Эти детские страхи, искаженное представление о шкале ценностей, когда стыд ребенку перенести легче, чем сознание своей бездарности, а гнев отца предпочтительней его разочарования, что-то мне упорно напоминали.

— Вы и в самом деле стали плохо учиться?

— В том-то и дело, что нет.

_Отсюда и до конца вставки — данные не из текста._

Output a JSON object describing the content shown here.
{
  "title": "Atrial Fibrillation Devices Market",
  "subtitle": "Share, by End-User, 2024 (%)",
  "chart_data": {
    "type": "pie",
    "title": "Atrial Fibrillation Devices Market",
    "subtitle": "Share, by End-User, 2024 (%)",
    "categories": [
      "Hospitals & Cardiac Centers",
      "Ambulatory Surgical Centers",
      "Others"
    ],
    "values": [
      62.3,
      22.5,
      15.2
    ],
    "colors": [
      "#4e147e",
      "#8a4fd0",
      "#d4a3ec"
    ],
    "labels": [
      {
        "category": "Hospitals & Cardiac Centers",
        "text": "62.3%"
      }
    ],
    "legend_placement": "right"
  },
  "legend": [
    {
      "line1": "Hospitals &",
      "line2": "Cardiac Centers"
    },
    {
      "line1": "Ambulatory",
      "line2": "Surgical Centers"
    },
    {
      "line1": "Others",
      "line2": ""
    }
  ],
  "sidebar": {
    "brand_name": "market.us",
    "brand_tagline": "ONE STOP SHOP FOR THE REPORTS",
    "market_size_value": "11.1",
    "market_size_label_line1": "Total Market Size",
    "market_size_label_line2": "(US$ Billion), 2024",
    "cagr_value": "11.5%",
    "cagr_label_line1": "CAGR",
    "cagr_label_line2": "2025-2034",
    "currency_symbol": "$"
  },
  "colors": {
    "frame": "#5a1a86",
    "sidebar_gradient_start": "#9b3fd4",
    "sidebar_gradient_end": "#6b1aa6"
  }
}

По некоторым предметам я, хоть и не блистал успехами, как раньше, все же достаточно успевал, чтобы в конце года оказаться в списке лучших.

— Так чего же вам не хватало?

— То-то и оно, что это меня не успокаивало. Вернее, нет, успокаивало на время летних каникул. На три месяца я освобождался от бремени жизни. Но я не забывал: стоит вернуться в город, и все начнется сначала. Последние недели отдыха были отравлены муками приговоренных к смерти, которые все усугублялись. А впереди в погребальном мраке маячил Париж. Стоило мне подумать об этом, и меня начинало мутить. Невеселая история, не правда ли?

Я улыбнулась. Подошла к книжной полке. Открыла том воспоминаний Кафки и прочла отрывок, посвященный годам его учения в лицее.[7]

Он выслушал меня с величайшим вниманием, потом покачал головой.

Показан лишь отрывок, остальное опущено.